Is there a name for this particular bias estimating probability? I am struggling with this problem from An Introduction to Probability and Statistics by Sheldon Ross.
Chapter 3 Q23
Of three cards, one is painted red on both sides (RR), one is painted black on both sides (BB) and one is painted red on one side and black on the other (RB). A card is randomly chosen and placed on the table. If the side facing up is red, what is the probability that the other side is also red?
My first thinking was that the odds are 50:50 since we eliminated the black card and are now picking from the two remaining cards.
However the answer is 2/3
It has been explained to me that the card is more likely to be RR than RB because out of sides RR,RB R is twice as likely to be picked from RR than RB.
When I imagine drawing cards from a jar containing an equal number of RR and RB cards it does seem likely that I would have a larger pile of red cards.  Yet I can easily imagine myself falling back to my original thinking.

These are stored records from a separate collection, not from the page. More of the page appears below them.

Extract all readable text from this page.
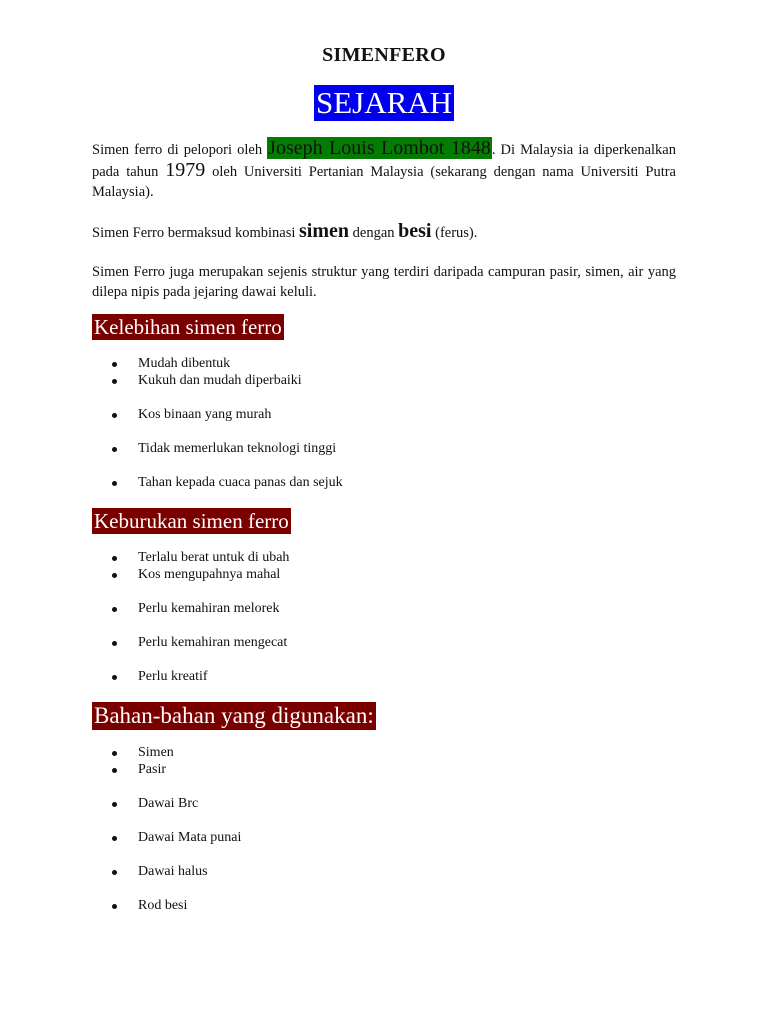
SIMENFERO
SEJARAH

Simen ferro di pelopori oleh Joseph Louis Lombot 1848. Di Malaysia ia diperkenalkan pada tahun 1979 oleh Universiti Pertanian Malaysia (sekarang dengan nama Universiti Putra Malaysia).

Simen Ferro bermaksud kombinasi simen dengan besi (ferus).

Simen Ferro juga merupakan sejenis struktur yang terdiri daripada campuran pasir, simen, air yang dilepa nipis pada jejaring dawai keluli.

Kelebihan simen ferro
Mudah dibentuk
Kukuh dan mudah diperbaiki
Kos binaan yang murah
Tidak memerlukan teknologi tinggi
Tahan kepada cuaca panas dan sejuk
Keburukan simen ferro
Terlalu berat untuk di ubah
Kos mengupahnya mahal
Perlu kemahiran melorek
Perlu kemahiran mengecat
Perlu kreatif
Bahan-bahan yang digunakan:
Simen
Pasir
Dawai Brc
Dawai Mata punai
Dawai halus
Rod besi
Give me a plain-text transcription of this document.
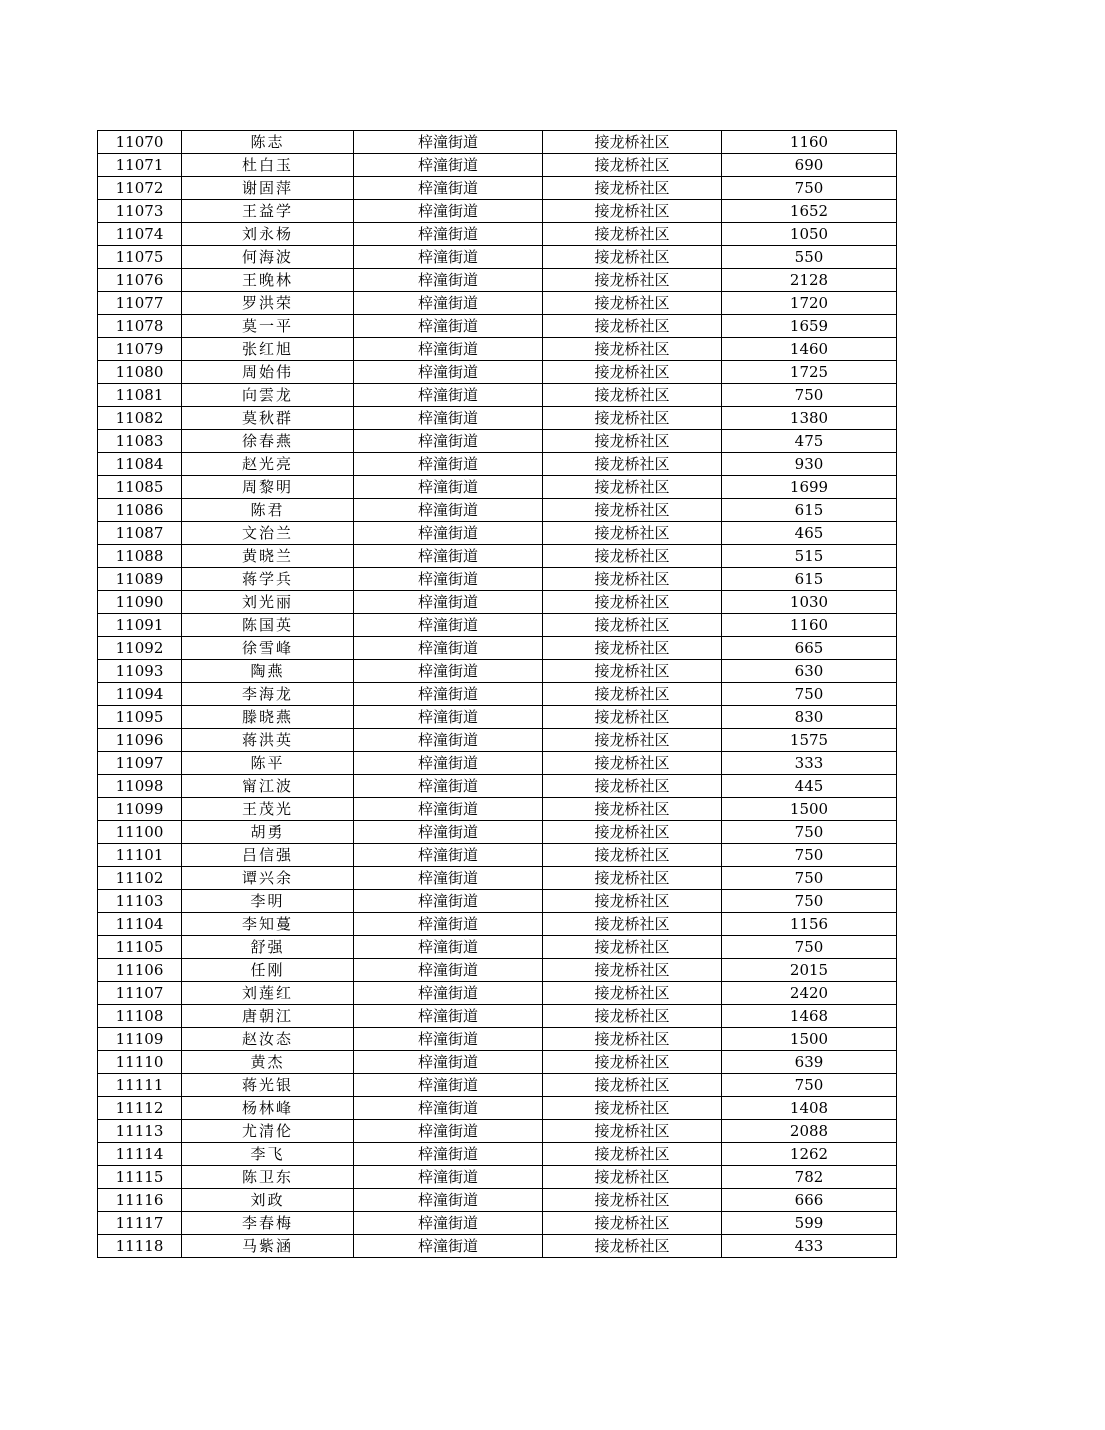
11070	陈志	梓潼街道	接龙桥社区	1160
11071	杜白玉	梓潼街道	接龙桥社区	690
11072	谢固萍	梓潼街道	接龙桥社区	750
11073	王益学	梓潼街道	接龙桥社区	1652
11074	刘永杨	梓潼街道	接龙桥社区	1050
11075	何海波	梓潼街道	接龙桥社区	550
11076	王晚林	梓潼街道	接龙桥社区	2128
11077	罗洪荣	梓潼街道	接龙桥社区	1720
11078	莫一平	梓潼街道	接龙桥社区	1659
11079	张红旭	梓潼街道	接龙桥社区	1460
11080	周始伟	梓潼街道	接龙桥社区	1725
11081	向雲龙	梓潼街道	接龙桥社区	750
11082	莫秋群	梓潼街道	接龙桥社区	1380
11083	徐春燕	梓潼街道	接龙桥社区	475
11084	赵光亮	梓潼街道	接龙桥社区	930
11085	周黎明	梓潼街道	接龙桥社区	1699
11086	陈君	梓潼街道	接龙桥社区	615
11087	文治兰	梓潼街道	接龙桥社区	465
11088	黄晓兰	梓潼街道	接龙桥社区	515
11089	蒋学兵	梓潼街道	接龙桥社区	615
11090	刘光丽	梓潼街道	接龙桥社区	1030
11091	陈国英	梓潼街道	接龙桥社区	1160
11092	徐雪峰	梓潼街道	接龙桥社区	665
11093	陶燕	梓潼街道	接龙桥社区	630
11094	李海龙	梓潼街道	接龙桥社区	750
11095	滕晓燕	梓潼街道	接龙桥社区	830
11096	蒋洪英	梓潼街道	接龙桥社区	1575
11097	陈平	梓潼街道	接龙桥社区	333
11098	甯江波	梓潼街道	接龙桥社区	445
11099	王茂光	梓潼街道	接龙桥社区	1500
11100	胡勇	梓潼街道	接龙桥社区	750
11101	吕信强	梓潼街道	接龙桥社区	750
11102	谭兴余	梓潼街道	接龙桥社区	750
11103	李明	梓潼街道	接龙桥社区	750
11104	李知蔓	梓潼街道	接龙桥社区	1156
11105	舒强	梓潼街道	接龙桥社区	750
11106	任刚	梓潼街道	接龙桥社区	2015
11107	刘莲红	梓潼街道	接龙桥社区	2420
11108	唐朝江	梓潼街道	接龙桥社区	1468
11109	赵汝态	梓潼街道	接龙桥社区	1500
11110	黄杰	梓潼街道	接龙桥社区	639
11111	蒋光银	梓潼街道	接龙桥社区	750
11112	杨林峰	梓潼街道	接龙桥社区	1408
11113	尤清伦	梓潼街道	接龙桥社区	2088
11114	李飞	梓潼街道	接龙桥社区	1262
11115	陈卫东	梓潼街道	接龙桥社区	782
11116	刘政	梓潼街道	接龙桥社区	666
11117	李春梅	梓潼街道	接龙桥社区	599
11118	马紫涵	梓潼街道	接龙桥社区	433
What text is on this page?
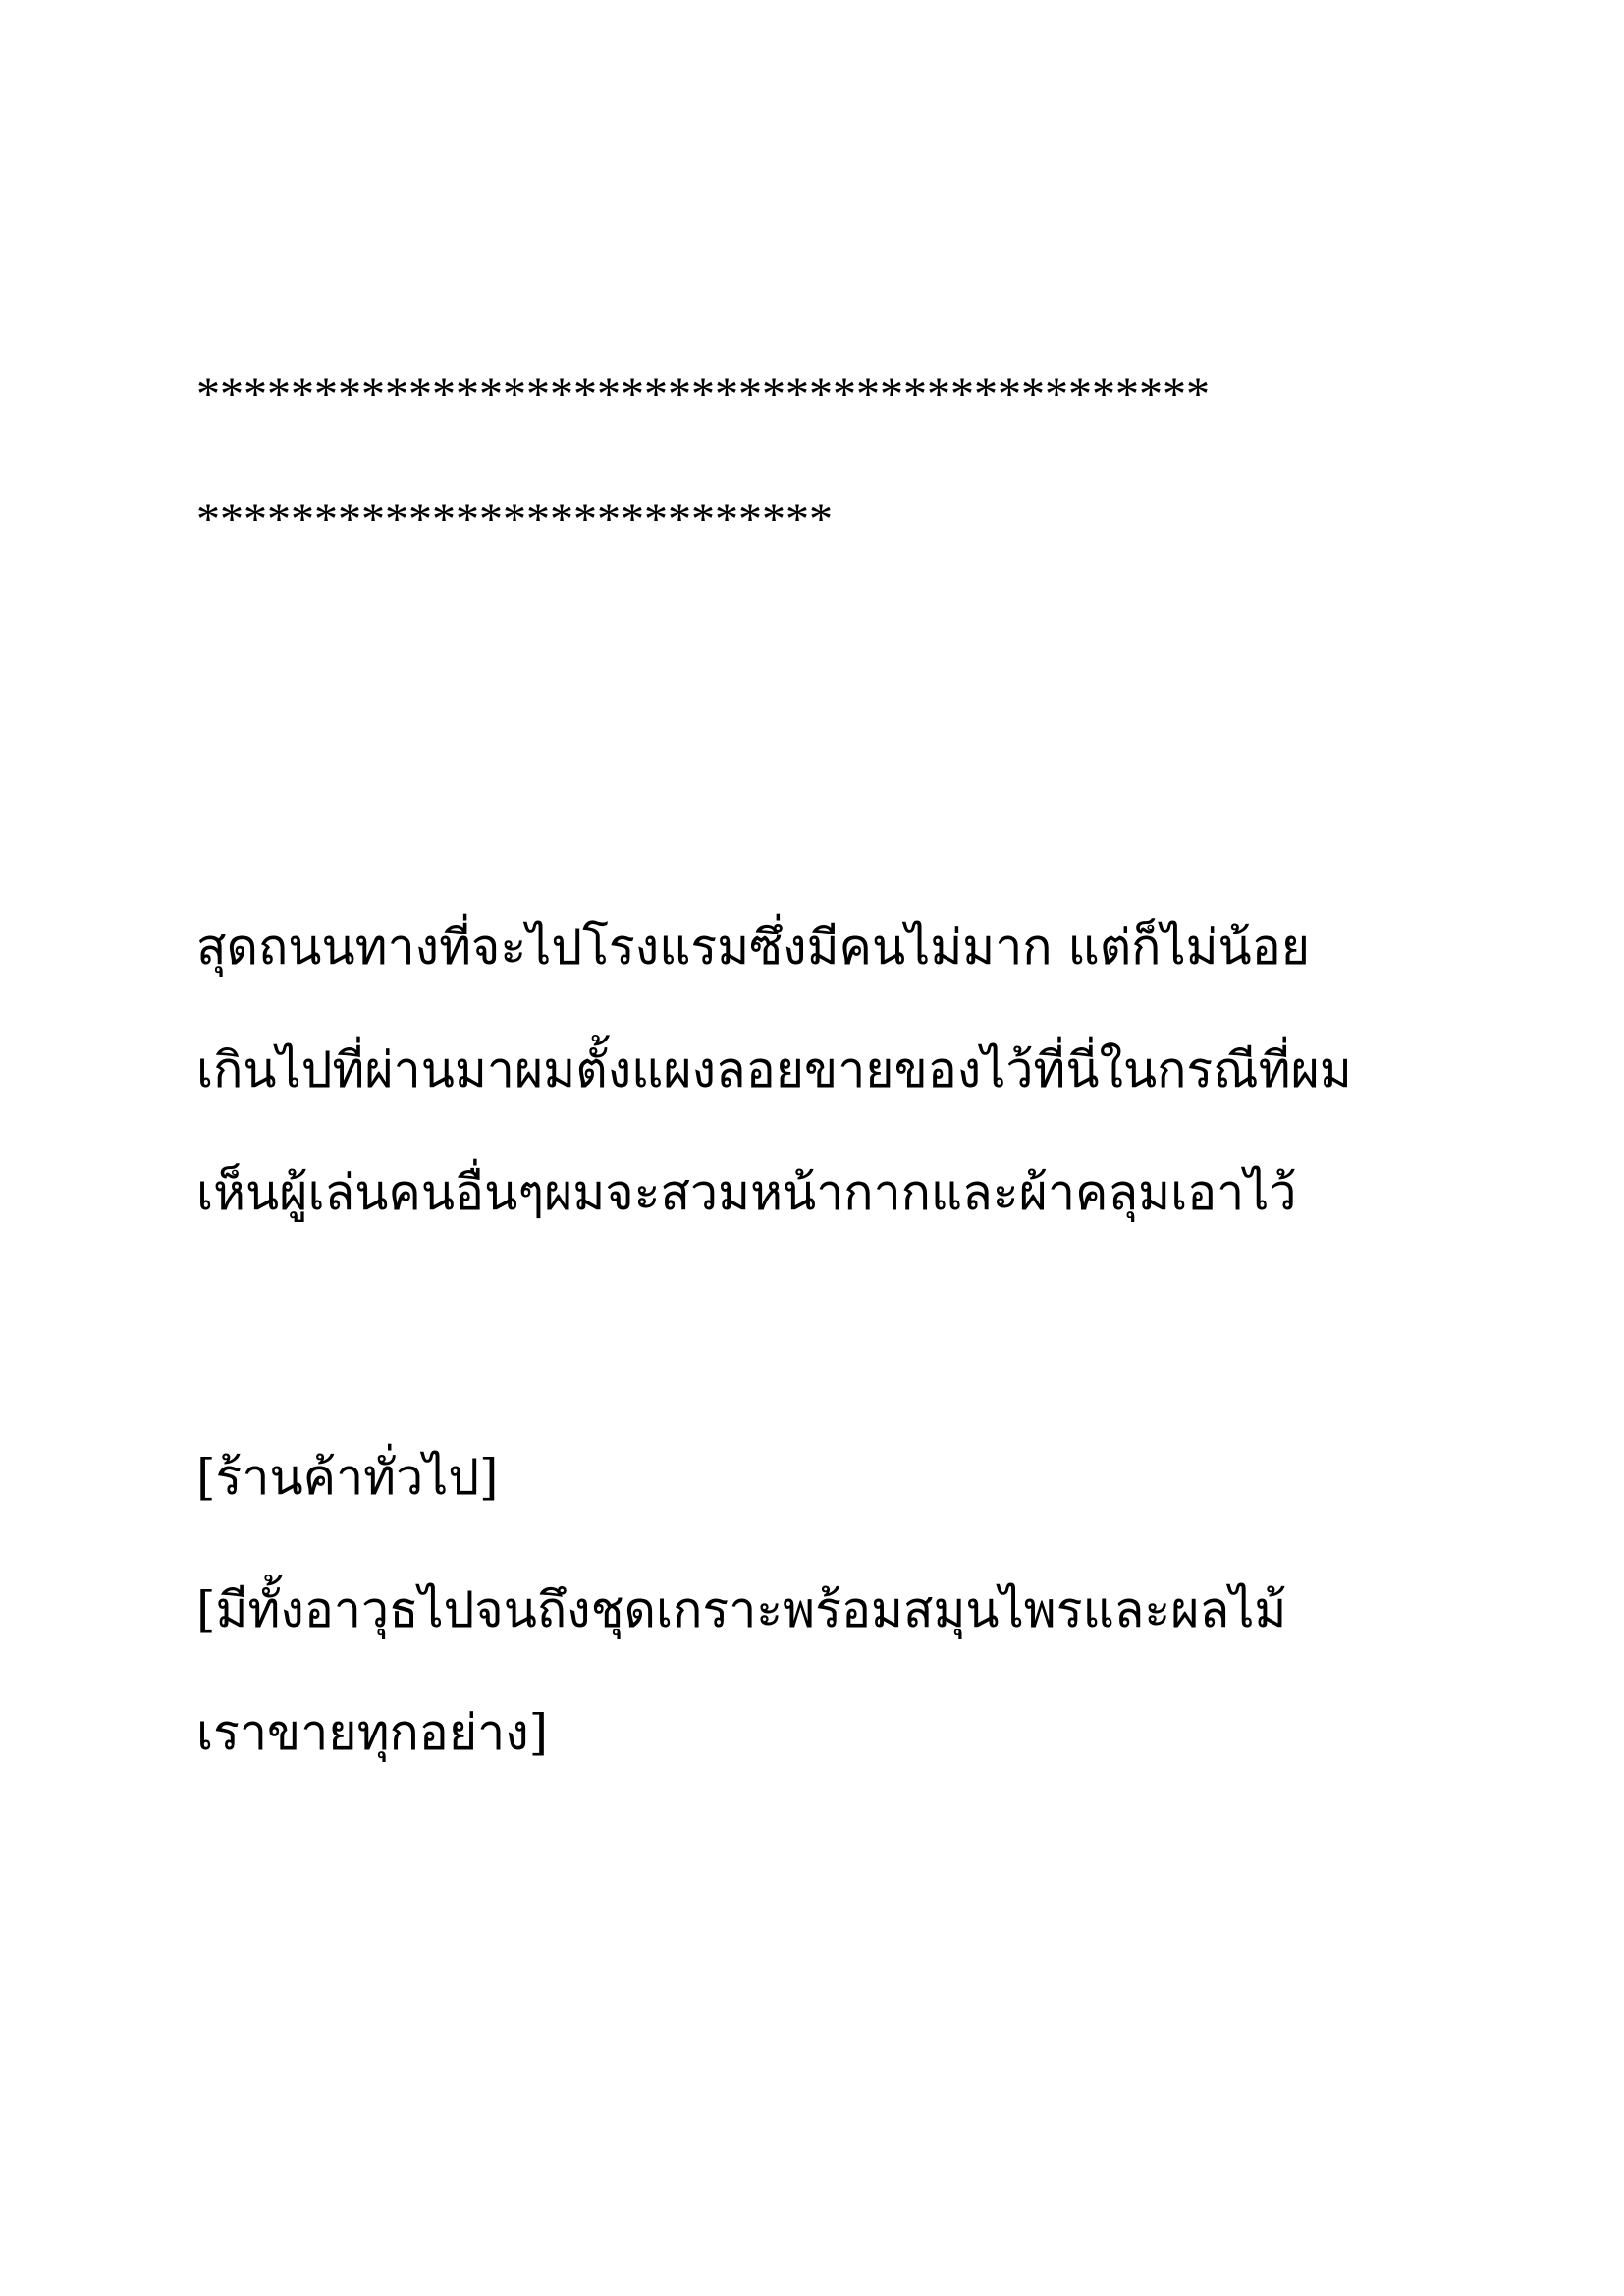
*******************************************
***************************
สุดถนนทางที่จะไปโรงแรมซึ่งมีคนไม่มาก แต่ก็ไม่น้อย
เกินไปที่ผ่านมาผมตั้งแผงลอยขายของไว้ที่นี่ในกรณีที่ผม
เห็นผู้เล่นคนอื่นๆผมจะสวมหน้ากากและผ้าคลุมเอาไว้
[ร้านค้าทั่วไป]
[มีทั้งอาวุธไปจนถึงชุดเกราะพร้อมสมุนไพรและผลไม้
เราขายทุกอย่าง]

Is their a name for my original bias? and a technique to avoid it?
 A: The technique boils down to just thinking in terms of conditional probabilities! Although each card has a random probability of being chosen, they don't all have the same probability of being chosen and being red.
The key insight in this problem is to note that conditional on seeing one side is red, all three red sides from the 2 red cards have an equal probability of being shown, but only two of the sides have a red opposite side, hence the answer of 2/3.
We can see this using the definition of conditional probabilities. Note that
$$P(\text{down red} | \text{up red}) = \frac{P(\text{up red},\text{down red})}{P(\text{up red})} = \frac{(1/3)}{(1/2)} = \frac{2}{3},$$
where the numerator follows because only one of the 3 cards is RR, and the denominator follows from the fact that unconditional on other information, that a side is red is really picking 'randomly' from the 6 sides of the three cards and not from the three cards. Of these 6 sides, 3 are red.
I'd argue it's natural to fall for these types of questions... in many ways, this question is related to the Monty Hall problem, and the wikipedia link explains a bit about sources of confusion for these kind of problems if you are interested. But really they reduce to whether or not you approached the question carefully and to always think about what information you've learned after being first told that something was done 'randomly'. In this case, even though the first selection may have been random, you were then told more about the selection.